– А потом? – спросили дамы, заинтригованные рассказом герцога.
– Потом он ушел.
– Каким образом?
– По крыше. Он пролез в окно прачечной, находящейся на чердаке, и спустился по простыне.
– И ничего не заметили? – спросила Госсен.
– Решительно ничего. Пропажу обнаружили только на другой день, – отвечал князь, – и то тетушка отперла бюро уже после того, как Рыцарь уведомил ее о своей проделке.
– Это уже чересчур! – вскричала Кино, расхохотавшись. – Рыцарь Курятника уведомил вашу тетушку, что он ее обокрал?

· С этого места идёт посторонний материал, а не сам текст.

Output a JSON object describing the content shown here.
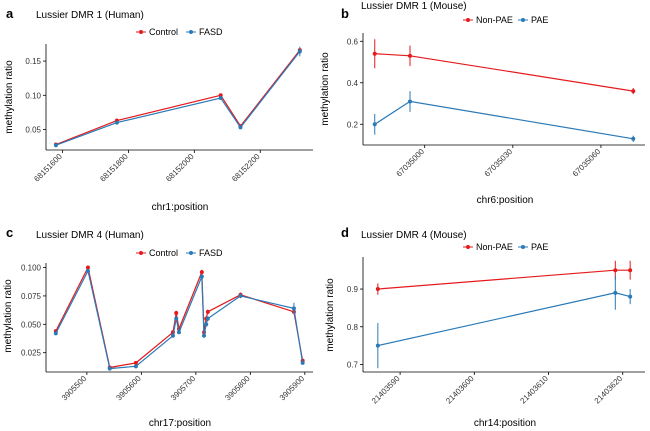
{
  "colors": {
    "red": "#e41a1c",
    "blue": "#2a7ab8"
  },
  "chart_data": [
    {
      "id": "a",
      "type": "line",
      "panel_letter": "a",
      "title": "Lussier DMR 1 (Human)",
      "xlabel": "chr1:position",
      "ylabel": "methylation ratio",
      "xlim": [
        68151550,
        68152360
      ],
      "ylim": [
        0.02,
        0.175
      ],
      "xticks": [
        68151600,
        68151800,
        68152000,
        68152200
      ],
      "yticks": [
        0.05,
        0.1,
        0.15
      ],
      "ytick_labels": [
        "0.05",
        "0.10",
        "0.15"
      ],
      "legend": [
        "Control",
        "FASD"
      ],
      "series": [
        {
          "name": "Control",
          "color": "#e41a1c",
          "x": [
            68151580,
            68151765,
            68152080,
            68152140,
            68152320
          ],
          "y": [
            0.028,
            0.063,
            0.1,
            0.055,
            0.166
          ],
          "err": [
            0.001,
            0.003,
            0.002,
            0.002,
            0.003
          ]
        },
        {
          "name": "FASD",
          "color": "#2a7ab8",
          "x": [
            68151580,
            68151765,
            68152080,
            68152140,
            68152320
          ],
          "y": [
            0.027,
            0.06,
            0.096,
            0.053,
            0.164
          ],
          "err": [
            0.001,
            0.002,
            0.002,
            0.002,
            0.007
          ]
        }
      ]
    },
    {
      "id": "b",
      "type": "line",
      "panel_letter": "b",
      "title": "Lussier DMR 1 (Mouse)",
      "xlabel": "chr6:position",
      "ylabel": "methylation ratio",
      "xlim": [
        67034979,
        67035075
      ],
      "ylim": [
        0.1,
        0.64
      ],
      "xticks": [
        67035000,
        67035030,
        67035060
      ],
      "yticks": [
        0.2,
        0.4,
        0.6
      ],
      "ytick_labels": [
        "0.2",
        "0.4",
        "0.6"
      ],
      "legend": [
        "Non-PAE",
        "PAE"
      ],
      "series": [
        {
          "name": "Non-PAE",
          "color": "#e41a1c",
          "x": [
            67034983,
            67034995,
            67035071
          ],
          "y": [
            0.54,
            0.53,
            0.36
          ],
          "err": [
            0.07,
            0.05,
            0.015
          ]
        },
        {
          "name": "PAE",
          "color": "#2a7ab8",
          "x": [
            67034983,
            67034995,
            67035071
          ],
          "y": [
            0.2,
            0.31,
            0.13
          ],
          "err": [
            0.05,
            0.05,
            0.015
          ]
        }
      ]
    },
    {
      "id": "c",
      "type": "line",
      "panel_letter": "c",
      "title": "Lussier DMR 4 (Human)",
      "xlabel": "chr17:position",
      "ylabel": "methylation ratio",
      "xlim": [
        3905425,
        3905915
      ],
      "ylim": [
        0.008,
        0.104
      ],
      "xticks": [
        3905500,
        3905600,
        3905700,
        3905800,
        3905900
      ],
      "yticks": [
        0.025,
        0.05,
        0.075,
        0.1
      ],
      "ytick_labels": [
        "0.025",
        "0.050",
        "0.075",
        "0.100"
      ],
      "legend": [
        "Control",
        "FASD"
      ],
      "series": [
        {
          "name": "Control",
          "color": "#e41a1c",
          "x": [
            3905443,
            3905502,
            3905542,
            3905590,
            3905658,
            3905664,
            3905669,
            3905711,
            3905715,
            3905719,
            3905722,
            3905782,
            3905880,
            3905896
          ],
          "y": [
            0.044,
            0.1,
            0.012,
            0.016,
            0.043,
            0.06,
            0.046,
            0.096,
            0.043,
            0.055,
            0.061,
            0.076,
            0.061,
            0.018
          ],
          "err": [
            0.001,
            0.001,
            0.001,
            0.001,
            0.002,
            0.002,
            0.001,
            0.002,
            0.002,
            0.002,
            0.002,
            0.002,
            0.002,
            0.001
          ]
        },
        {
          "name": "FASD",
          "color": "#2a7ab8",
          "x": [
            3905443,
            3905502,
            3905542,
            3905590,
            3905658,
            3905664,
            3905669,
            3905711,
            3905715,
            3905719,
            3905722,
            3905782,
            3905880,
            3905896
          ],
          "y": [
            0.042,
            0.097,
            0.011,
            0.013,
            0.04,
            0.055,
            0.043,
            0.092,
            0.04,
            0.05,
            0.055,
            0.075,
            0.064,
            0.016
          ],
          "err": [
            0.001,
            0.001,
            0.001,
            0.001,
            0.002,
            0.002,
            0.001,
            0.002,
            0.002,
            0.002,
            0.002,
            0.002,
            0.005,
            0.001
          ]
        }
      ]
    },
    {
      "id": "d",
      "type": "line",
      "panel_letter": "d",
      "title": "Lussier DMR 4 (Mouse)",
      "xlabel": "chr14:position",
      "ylabel": "methylation ratio",
      "xlim": [
        21403585,
        21403623
      ],
      "ylim": [
        0.68,
        0.985
      ],
      "xticks": [
        21403590,
        21403600,
        21403610,
        21403620
      ],
      "yticks": [
        0.7,
        0.8,
        0.9
      ],
      "ytick_labels": [
        "0.7",
        "0.8",
        "0.9"
      ],
      "legend": [
        "Non-PAE",
        "PAE"
      ],
      "series": [
        {
          "name": "Non-PAE",
          "color": "#e41a1c",
          "x": [
            21403587,
            21403619,
            21403621
          ],
          "y": [
            0.9,
            0.95,
            0.95
          ],
          "err": [
            0.015,
            0.025,
            0.025
          ]
        },
        {
          "name": "PAE",
          "color": "#2a7ab8",
          "x": [
            21403587,
            21403619,
            21403621
          ],
          "y": [
            0.75,
            0.89,
            0.88
          ],
          "err": [
            0.06,
            0.045,
            0.02
          ]
        }
      ]
    }
  ]
}
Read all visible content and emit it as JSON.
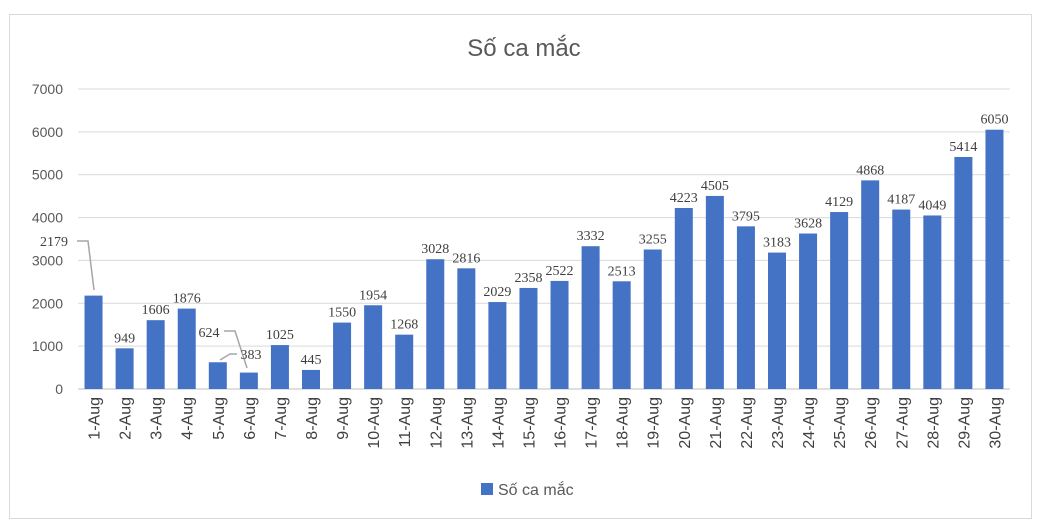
{
  "chart_data": {
    "type": "bar",
    "title": "Số ca mắc",
    "categories": [
      "1-Aug",
      "2-Aug",
      "3-Aug",
      "4-Aug",
      "5-Aug",
      "6-Aug",
      "7-Aug",
      "8-Aug",
      "9-Aug",
      "10-Aug",
      "11-Aug",
      "12-Aug",
      "13-Aug",
      "14-Aug",
      "15-Aug",
      "16-Aug",
      "17-Aug",
      "18-Aug",
      "19-Aug",
      "20-Aug",
      "21-Aug",
      "22-Aug",
      "23-Aug",
      "24-Aug",
      "25-Aug",
      "26-Aug",
      "27-Aug",
      "28-Aug",
      "29-Aug",
      "30-Aug"
    ],
    "series": [
      {
        "name": "Số ca mắc",
        "color": "#4472c4",
        "values": [
          2179,
          949,
          1606,
          1876,
          624,
          383,
          1025,
          445,
          1550,
          1954,
          1268,
          3028,
          2816,
          2029,
          2358,
          2522,
          3332,
          2513,
          3255,
          4223,
          4505,
          3795,
          3183,
          3628,
          4129,
          4868,
          4187,
          4049,
          5414,
          6050
        ]
      }
    ],
    "yticks": [
      0,
      1000,
      2000,
      3000,
      4000,
      5000,
      6000,
      7000
    ],
    "ylim": [
      0,
      7000
    ],
    "grid": true,
    "legend": "bottom",
    "xlabel": "",
    "ylabel": ""
  }
}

– Да. На другой день он ей отослал ее портфель, даже не вынув из него облигаций.
– И при этом в портфеле, – прибавил Ришелье, – было письмо, подписанное его именем. Негодяй просил княгиню принять обратно портфель и его нижайшие извинения.
– Он называет себя Рыцарем, следовательно, он дворянин? – спросила Кино.
– Кажется.
– Это не должно вас удивлять, – ответил Таванн, – я уже говорил вам, что он дворянин.
– Самое оригинальное – достойный Рыцарь Курятника заметил очень вежливо в своем послании, что если бы он знал, как мало найдет в бюро, то не стал бы беспокоиться.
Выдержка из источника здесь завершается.